« PHASEOLUS » LE HARICOT

Publié le 22 Mai 2022

 

 

Mon calendrier lunaire pour jardiner avec la lune me recommandait de semer mes haricots, flageolets et autres mogettes ce jeudi 19 mai, jour de la saint Yves, ce qui avouons-le ne peut-être qu'un bon présage. J'ai respecté et nous verrons bien...

Raison de plus pour s'intéresser à ce légume ancien, sujet parfois à quelques moqueries sonores.

 

Lingot du Nord, Coco de Paimpol, Mogette de Vendée, haricot de Soissons, d'Arpajon, Tarbais, nains, verts, à rames, à écosser… L’origine de ces quelques symboles gastronomiques de nos régions a fait l’objet d’une véritable polémique jusqu’à la fin du XIXème siècle.

En effet, si les pois, fèves et autres lentilles se retrouvent souvent de concert sur les monuments antiques d’Égypte, Grèce ou Pompéi, on ne trouve aucune trace du moindre haricot.

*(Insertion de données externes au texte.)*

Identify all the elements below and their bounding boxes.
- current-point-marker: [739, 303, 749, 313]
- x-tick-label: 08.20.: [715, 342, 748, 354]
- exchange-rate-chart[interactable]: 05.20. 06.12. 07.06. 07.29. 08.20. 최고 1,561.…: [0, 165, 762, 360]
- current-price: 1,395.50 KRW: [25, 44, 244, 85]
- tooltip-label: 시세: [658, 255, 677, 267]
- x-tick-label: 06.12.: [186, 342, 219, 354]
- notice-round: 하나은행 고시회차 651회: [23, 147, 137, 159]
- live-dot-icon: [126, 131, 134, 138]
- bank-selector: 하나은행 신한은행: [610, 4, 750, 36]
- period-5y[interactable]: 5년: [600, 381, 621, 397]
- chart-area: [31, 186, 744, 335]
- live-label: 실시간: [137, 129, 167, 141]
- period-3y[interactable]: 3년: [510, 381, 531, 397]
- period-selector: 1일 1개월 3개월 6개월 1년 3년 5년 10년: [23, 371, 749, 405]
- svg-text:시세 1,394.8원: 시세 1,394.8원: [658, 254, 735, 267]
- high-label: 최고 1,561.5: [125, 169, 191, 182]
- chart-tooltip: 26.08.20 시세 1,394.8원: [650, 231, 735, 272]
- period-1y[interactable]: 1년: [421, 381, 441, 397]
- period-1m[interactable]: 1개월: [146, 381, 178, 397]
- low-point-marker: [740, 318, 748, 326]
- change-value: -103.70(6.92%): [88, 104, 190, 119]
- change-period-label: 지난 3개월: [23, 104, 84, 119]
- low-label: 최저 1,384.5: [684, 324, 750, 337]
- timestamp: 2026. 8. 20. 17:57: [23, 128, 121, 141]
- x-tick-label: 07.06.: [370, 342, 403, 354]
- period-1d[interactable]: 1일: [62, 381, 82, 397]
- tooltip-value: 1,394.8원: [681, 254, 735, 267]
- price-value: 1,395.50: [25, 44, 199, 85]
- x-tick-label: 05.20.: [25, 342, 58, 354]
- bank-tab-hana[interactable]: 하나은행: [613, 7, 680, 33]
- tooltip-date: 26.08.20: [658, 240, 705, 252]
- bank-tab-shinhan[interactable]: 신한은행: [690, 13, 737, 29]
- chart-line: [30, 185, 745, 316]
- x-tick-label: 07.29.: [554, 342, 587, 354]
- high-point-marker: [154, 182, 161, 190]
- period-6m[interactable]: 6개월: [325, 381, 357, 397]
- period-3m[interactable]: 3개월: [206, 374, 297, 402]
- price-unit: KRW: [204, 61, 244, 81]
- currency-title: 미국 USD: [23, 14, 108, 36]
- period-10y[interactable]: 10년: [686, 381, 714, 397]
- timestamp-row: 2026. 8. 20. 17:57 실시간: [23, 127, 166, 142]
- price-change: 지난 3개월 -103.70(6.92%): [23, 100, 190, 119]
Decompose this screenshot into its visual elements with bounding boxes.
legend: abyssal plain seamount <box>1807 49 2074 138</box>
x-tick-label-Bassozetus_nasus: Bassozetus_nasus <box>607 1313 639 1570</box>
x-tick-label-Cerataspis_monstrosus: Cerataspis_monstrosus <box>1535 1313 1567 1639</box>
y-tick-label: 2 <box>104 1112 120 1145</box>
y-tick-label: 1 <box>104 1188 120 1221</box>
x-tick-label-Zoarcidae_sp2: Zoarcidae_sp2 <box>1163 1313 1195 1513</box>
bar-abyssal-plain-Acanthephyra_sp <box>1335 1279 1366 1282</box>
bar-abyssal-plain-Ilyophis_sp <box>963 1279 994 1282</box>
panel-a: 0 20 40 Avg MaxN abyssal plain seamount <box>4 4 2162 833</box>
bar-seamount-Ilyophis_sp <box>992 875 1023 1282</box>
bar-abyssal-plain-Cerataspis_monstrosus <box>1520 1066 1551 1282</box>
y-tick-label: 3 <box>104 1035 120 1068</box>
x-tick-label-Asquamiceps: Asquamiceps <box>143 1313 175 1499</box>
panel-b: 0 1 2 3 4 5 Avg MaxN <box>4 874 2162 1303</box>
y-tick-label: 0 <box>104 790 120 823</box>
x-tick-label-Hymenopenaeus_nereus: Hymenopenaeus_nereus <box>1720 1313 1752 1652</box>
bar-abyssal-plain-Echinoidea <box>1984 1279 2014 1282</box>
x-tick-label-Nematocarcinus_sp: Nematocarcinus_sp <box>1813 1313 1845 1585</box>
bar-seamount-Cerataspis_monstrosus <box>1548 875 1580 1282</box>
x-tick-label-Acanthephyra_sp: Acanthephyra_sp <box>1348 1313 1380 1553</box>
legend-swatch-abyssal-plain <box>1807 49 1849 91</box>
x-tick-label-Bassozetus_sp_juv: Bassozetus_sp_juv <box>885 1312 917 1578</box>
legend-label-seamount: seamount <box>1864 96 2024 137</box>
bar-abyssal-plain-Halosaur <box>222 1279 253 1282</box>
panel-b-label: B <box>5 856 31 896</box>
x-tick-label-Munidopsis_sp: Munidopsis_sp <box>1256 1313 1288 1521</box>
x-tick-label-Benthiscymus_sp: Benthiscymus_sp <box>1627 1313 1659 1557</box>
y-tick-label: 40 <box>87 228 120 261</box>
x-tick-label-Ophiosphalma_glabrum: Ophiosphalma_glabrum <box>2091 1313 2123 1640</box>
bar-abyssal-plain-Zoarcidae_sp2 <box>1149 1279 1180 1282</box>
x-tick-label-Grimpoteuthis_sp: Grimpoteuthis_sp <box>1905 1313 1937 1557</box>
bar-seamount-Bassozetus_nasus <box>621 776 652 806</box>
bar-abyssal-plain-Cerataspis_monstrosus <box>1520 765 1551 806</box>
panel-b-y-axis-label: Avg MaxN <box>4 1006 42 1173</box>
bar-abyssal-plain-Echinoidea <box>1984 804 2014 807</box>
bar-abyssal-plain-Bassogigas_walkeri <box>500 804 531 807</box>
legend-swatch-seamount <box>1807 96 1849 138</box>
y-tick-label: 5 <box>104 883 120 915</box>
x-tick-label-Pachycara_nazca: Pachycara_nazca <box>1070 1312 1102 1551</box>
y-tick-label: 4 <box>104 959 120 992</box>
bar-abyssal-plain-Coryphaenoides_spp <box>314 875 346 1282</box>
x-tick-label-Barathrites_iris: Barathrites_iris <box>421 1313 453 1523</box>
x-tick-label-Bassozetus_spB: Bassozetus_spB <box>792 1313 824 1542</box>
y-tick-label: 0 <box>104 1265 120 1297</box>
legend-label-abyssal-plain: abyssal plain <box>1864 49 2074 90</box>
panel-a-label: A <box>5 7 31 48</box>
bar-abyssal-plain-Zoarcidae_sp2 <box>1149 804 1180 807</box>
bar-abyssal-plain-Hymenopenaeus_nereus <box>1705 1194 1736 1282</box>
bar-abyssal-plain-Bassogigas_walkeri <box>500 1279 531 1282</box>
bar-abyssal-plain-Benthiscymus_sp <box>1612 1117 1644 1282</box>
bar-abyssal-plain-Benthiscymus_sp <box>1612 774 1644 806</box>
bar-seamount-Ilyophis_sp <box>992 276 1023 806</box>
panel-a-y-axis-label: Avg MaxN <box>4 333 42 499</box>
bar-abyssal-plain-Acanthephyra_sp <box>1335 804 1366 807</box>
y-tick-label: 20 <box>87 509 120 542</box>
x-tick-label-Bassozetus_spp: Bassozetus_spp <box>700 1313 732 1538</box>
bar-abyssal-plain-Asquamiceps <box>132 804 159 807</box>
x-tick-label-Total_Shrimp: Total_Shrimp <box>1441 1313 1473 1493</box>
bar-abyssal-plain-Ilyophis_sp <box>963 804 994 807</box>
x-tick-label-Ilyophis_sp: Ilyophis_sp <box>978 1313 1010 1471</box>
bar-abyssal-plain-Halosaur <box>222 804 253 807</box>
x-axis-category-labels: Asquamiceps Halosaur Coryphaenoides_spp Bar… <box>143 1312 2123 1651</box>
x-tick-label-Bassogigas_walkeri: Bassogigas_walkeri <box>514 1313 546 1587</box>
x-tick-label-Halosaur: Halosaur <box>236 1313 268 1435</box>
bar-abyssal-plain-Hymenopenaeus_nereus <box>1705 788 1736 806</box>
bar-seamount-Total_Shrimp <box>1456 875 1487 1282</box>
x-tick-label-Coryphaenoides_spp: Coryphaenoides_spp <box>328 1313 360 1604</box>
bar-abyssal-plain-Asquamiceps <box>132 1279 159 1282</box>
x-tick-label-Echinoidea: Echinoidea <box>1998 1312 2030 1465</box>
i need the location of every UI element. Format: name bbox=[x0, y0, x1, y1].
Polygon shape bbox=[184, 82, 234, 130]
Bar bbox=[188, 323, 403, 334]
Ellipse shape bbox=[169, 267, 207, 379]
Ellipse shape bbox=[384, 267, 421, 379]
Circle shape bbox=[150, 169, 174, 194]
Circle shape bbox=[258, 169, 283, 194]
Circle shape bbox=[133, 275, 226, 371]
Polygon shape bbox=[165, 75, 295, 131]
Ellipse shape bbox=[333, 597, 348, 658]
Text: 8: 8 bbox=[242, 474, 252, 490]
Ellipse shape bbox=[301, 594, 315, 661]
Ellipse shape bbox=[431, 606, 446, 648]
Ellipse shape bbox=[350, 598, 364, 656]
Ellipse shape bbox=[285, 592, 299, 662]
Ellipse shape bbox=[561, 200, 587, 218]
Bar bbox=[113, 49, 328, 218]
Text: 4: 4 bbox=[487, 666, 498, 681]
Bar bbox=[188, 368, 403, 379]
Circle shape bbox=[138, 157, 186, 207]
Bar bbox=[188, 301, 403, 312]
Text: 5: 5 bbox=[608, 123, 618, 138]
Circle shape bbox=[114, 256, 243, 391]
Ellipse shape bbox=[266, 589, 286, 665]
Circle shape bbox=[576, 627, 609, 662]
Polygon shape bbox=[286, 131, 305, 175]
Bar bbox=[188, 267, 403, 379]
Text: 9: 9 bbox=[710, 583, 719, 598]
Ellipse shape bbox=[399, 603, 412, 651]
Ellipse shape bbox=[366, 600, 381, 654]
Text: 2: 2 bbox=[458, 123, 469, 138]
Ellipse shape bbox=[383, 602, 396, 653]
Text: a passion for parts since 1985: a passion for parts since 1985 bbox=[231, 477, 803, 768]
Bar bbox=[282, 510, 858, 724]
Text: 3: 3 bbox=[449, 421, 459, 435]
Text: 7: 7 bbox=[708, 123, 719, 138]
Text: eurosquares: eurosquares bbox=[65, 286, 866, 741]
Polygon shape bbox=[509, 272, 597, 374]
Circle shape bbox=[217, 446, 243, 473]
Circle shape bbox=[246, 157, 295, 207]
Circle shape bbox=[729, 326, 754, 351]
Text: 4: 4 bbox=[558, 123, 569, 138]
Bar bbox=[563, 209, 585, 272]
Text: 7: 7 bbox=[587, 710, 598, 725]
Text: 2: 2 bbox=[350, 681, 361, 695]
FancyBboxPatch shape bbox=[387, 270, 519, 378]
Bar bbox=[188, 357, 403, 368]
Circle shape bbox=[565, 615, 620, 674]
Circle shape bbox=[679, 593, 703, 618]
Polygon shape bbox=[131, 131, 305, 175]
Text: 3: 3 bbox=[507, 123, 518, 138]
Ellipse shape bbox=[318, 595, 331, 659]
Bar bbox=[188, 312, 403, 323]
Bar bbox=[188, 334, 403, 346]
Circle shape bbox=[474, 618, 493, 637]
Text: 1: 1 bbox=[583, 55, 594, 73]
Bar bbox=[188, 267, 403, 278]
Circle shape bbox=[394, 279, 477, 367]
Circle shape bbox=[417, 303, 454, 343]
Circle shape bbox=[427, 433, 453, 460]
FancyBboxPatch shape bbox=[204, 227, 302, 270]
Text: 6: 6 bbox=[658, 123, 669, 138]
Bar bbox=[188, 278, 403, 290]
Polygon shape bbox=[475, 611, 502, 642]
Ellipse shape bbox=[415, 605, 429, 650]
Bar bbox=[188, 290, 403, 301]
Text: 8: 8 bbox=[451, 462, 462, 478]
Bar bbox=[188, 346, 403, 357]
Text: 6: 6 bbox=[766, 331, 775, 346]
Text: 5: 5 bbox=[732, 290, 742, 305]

Si la Rome antique connaissait ce « phaseolus » (nom latin du haricot) qui étaient nos communes féverolles, on sait désormais que notre haricot ne vient pas d’Asie mais bien d’Amérique latine.

Né en Équateur, il se serait diversifié au Pérou, Bolivie et au Mexique colonisant depuis plus de 6 000 ans tout le continent américain y compris l’Amérique du Nord bien avant l’arrivée des conquérants européens.

 

 

Le potager de Saint Jean

 

 

Sa culture a eu une importance remarquable dans les civilisations indiennes. Avec la courge et le maïs il a fait partie du trio de base de l’alimentation traditionnelle.

Découvert à Cuba, Christophe Colomb en ramènera dans les coffres de sa caravelle. Cabeca de Veca le trouvera en Floride et Jacques Cartier, en 1535, à l’embouchure du Saint- Laurent. Il était connu dans toute l'Amérique comme l'attestent les grains provenant de sépultures préhistoriques de l'Arizona et de l'Utah.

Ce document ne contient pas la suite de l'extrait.